Едва он успел сунуть плотный холщовый квадрат за пазуху, как вернулся Колесников.
– Ну, ты чего, Михалыч, заснул? – спросил он. – Давай помогу.
– Давай помоги, – согласился Кулагин и, сидя на корточках, протянул Лехе охапку обрезков. – Уморился я чего-то сегодня, – пожаловался он.
– Да все, все уже, – засмеялся Колесников и сунул обрезки под мышку. – Теперь отдыхай сколько влезет! Хоть на Канарах, хоть в Альпах, хоть на этом... Береге Скелетов.
– Обалдел, что ли? – обиделся Кулагин. – Нашел, понимаешь ты, курорт – Берег Скелетов! Ты хоть знаешь, что это за место?
– Да мне по барабану, – весело ответил Колесников и скрылся в полумраке просторного подсобного помещения.
Вскоре там, куда он ушел, завыла и залязгала включенная вентиляция, а спустя еще какое-то время потянуло паленой тряпкой и горящей краской – вытяжка не успевала удалить весь дым.
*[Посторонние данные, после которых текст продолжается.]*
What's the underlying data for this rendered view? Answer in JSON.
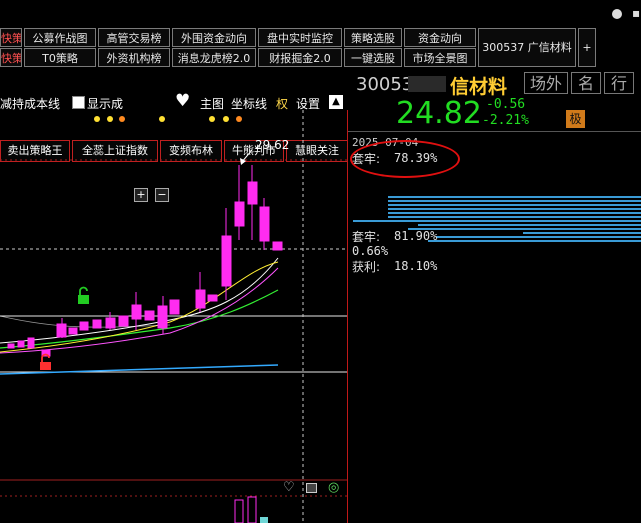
{
  "nav": {
    "row1": [
      "快策",
      "公募作战图",
      "高管交易榜",
      "外围资金动向",
      "盘中实时监控",
      "策略选股",
      "资金动向"
    ],
    "row2": [
      "快策",
      "T0策略",
      "外资机构榜",
      "消息龙虎榜2.0",
      "财报掘金2.0",
      "一键选股",
      "市场全景图"
    ],
    "stock_tab": "300537 广信材料",
    "plus": "+"
  },
  "toolbar": [
    "卖出策略王",
    "全蕊上证指数",
    "变频布林",
    "牛熊判市",
    "慧眼关注"
  ],
  "chart_header": {
    "cost_line": "减持成本线",
    "show_cost": "显示成",
    "main_chart": "主图",
    "coord_line": "坐标线",
    "rights": "权",
    "settings": "设置"
  },
  "chart": {
    "high_label": "29.62",
    "colors": {
      "up": "#ff2cf0",
      "ma1": "#ffffff",
      "ma2": "#ffee33",
      "ma3": "#ff55ff",
      "ma4": "#33ee33",
      "ma5": "#33aaff",
      "lock": "#22cc22"
    }
  },
  "quote": {
    "code": "30053",
    "name": "信材料",
    "tabs": [
      "场外",
      "名",
      "行"
    ],
    "price": "24.82",
    "change": "-0.56",
    "change_pct": "-2.21%",
    "badge": "极"
  },
  "chip": {
    "date": "2025-07-04",
    "trapped1_label": "套牢:",
    "trapped1_value": "78.39%",
    "trapped2_label": "套牢:",
    "trapped2_value": "81.90%",
    "small_value": "0.66%",
    "profit_label": "获利:",
    "profit_value": "18.10%"
  }
}
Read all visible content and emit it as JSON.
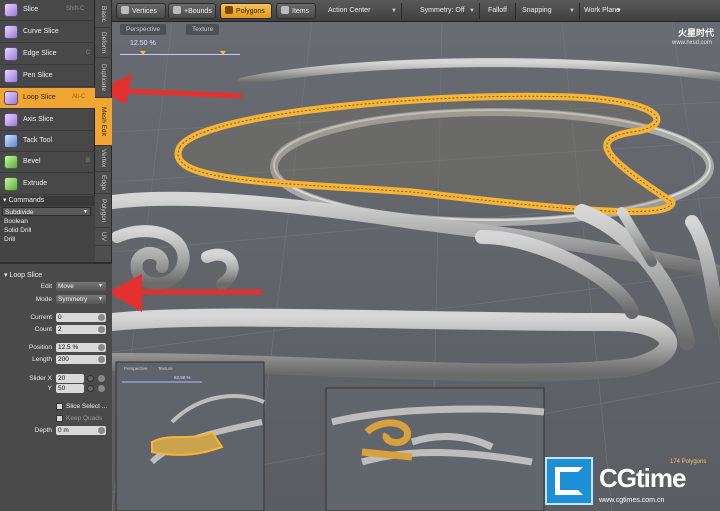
{
  "toolbar": {
    "buttons": [
      {
        "label": "Vertices",
        "active": false
      },
      {
        "label": "+Bounds",
        "active": false
      },
      {
        "label": "Polygons",
        "active": true
      },
      {
        "label": "Items",
        "active": false
      }
    ],
    "dropdowns": [
      "Action Center",
      "Symmetry: Off",
      "Falloff",
      "Snapping",
      "Work Plane"
    ]
  },
  "tools": [
    {
      "label": "Slice",
      "key": "Shift-C",
      "icon": "slice-icon",
      "selected": false
    },
    {
      "label": "Curve Slice",
      "key": "",
      "icon": "curve-slice-icon",
      "selected": false
    },
    {
      "label": "Edge Slice",
      "key": "C",
      "icon": "edge-slice-icon",
      "selected": false
    },
    {
      "label": "Pen Slice",
      "key": "",
      "icon": "pen-slice-icon",
      "selected": false
    },
    {
      "label": "Loop Slice",
      "key": "Alt-C",
      "icon": "loop-slice-icon",
      "selected": true
    },
    {
      "label": "Axis Slice",
      "key": "",
      "icon": "axis-slice-icon",
      "selected": false
    },
    {
      "label": "Tack Tool",
      "key": "",
      "icon": "tack-tool-icon",
      "selected": false
    },
    {
      "label": "Bevel",
      "key": "B",
      "icon": "bevel-icon",
      "selected": false
    },
    {
      "label": "Extrude",
      "key": "",
      "icon": "extrude-icon",
      "selected": false
    }
  ],
  "vertical_tabs": [
    "Basic",
    "Deform",
    "Duplicate",
    "Mesh Edit",
    "Vertex",
    "Edge",
    "Polygon",
    "UV"
  ],
  "commands": {
    "title": "Commands",
    "items": [
      "Subdivide",
      "Boolean",
      "Solid Drill",
      "Drill"
    ]
  },
  "properties": {
    "title": "Loop Slice",
    "edit_label": "Edit",
    "edit_value": "Move",
    "mode_label": "Mode",
    "mode_value": "Symmetry",
    "current_label": "Current",
    "current_value": "0",
    "count_label": "Count",
    "count_value": "2",
    "position_label": "Position",
    "position_value": "12.5 %",
    "length_label": "Length",
    "length_value": "200",
    "sliderx_label": "Slider X",
    "sliderx_value": "20",
    "y_label": "Y",
    "y_value": "50",
    "slice_select_label": "Slice Select ...",
    "keep_quads_label": "Keep Quads",
    "depth_label": "Depth",
    "depth_value": "0 m"
  },
  "viewport": {
    "tabs": [
      "Perspective",
      "Texture"
    ],
    "slider_value": "12.50 %",
    "inset_slider_value": "62.50 %",
    "polygon_info": "174 Polygons"
  },
  "watermark": {
    "top_text": "火星时代",
    "top_url": "www.hxsd.com",
    "bottom_text": "CGtime",
    "bottom_url": "www.cgtimes.com.cn"
  },
  "colors": {
    "accent": "#f0a630",
    "selection": "#f5b538",
    "arrow": "#e53030"
  }
}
В тот момент, помнится, Кулагина охватил какой-то нервный озноб. Ведь это же горели не просто испачканные краской тряпки, это горел шедевр русской живописи! Пусть не сам шедевр, не весь, не целиком, а только пустые, однотонные куски, но кускам этим было полтораста лет, и их касалась рука великого мастера... И не было на свете никого, кто мог бы исправить то, что они сегодня сотворили. Все, что они творили до этой минуты, исправлению поддавалось, и эта мысль, между прочим, здорово помогла Кулагину довести дело до конца. Это было что-то вроде игры: написать за три-четыре месяца точную копию картины, на которую автор угрохал два десятка лет, да так, чтоб никто ничего не заподозрил. Это был, черт подери, вопрос профессиональной гордости, дело чести, если угодно; каждый из них, работая над своим участком копии, создавал собственный шедевр, единственный и неповторимый!
И это не было преувеличением. Пускай бы Иванов сам попробовал написать свою громадину в соавторстве с несколькими другими художниками – не подмастерьями, не учениками, на которых можно орать матом и лупить их по башке, если что не так, а равными ему по возрасту и уровню мастерства живописцами, – да так, чтобы эта собранная из отдельных, писанных разными людьми кусков мозаика выглядела как работа одного мастера! Нет, вот пускай бы попробовал! Может, и вышло бы что-нибудь все за те же двадцать лет, а может, и не вышло...
Словом, теперь, когда после ножниц и острейшего оформительского резака за дело взялся огонь, пути назад не стало. И, преодолев свою нервную лихорадку, Кулагин вдруг подумал, что нечего ему по этому поводу трястись, нечего переживать. Картина у них получилась – загляденье, и прошло все, если верить Игорьку, как по маслу: никто ничего не заметил, и висит теперь их 'Явление...' на том самом месте, где раньше висел оригинал, и никто, что характерно, не ощущает разницы. Получилось не хуже; могли бы, наверное, и лучше сделать, но нельзя, да и незачем, пожалуй: зачем покойника обижать? Пусть он там, на том свете, радуется, что потомки его, дескать, не превзошли...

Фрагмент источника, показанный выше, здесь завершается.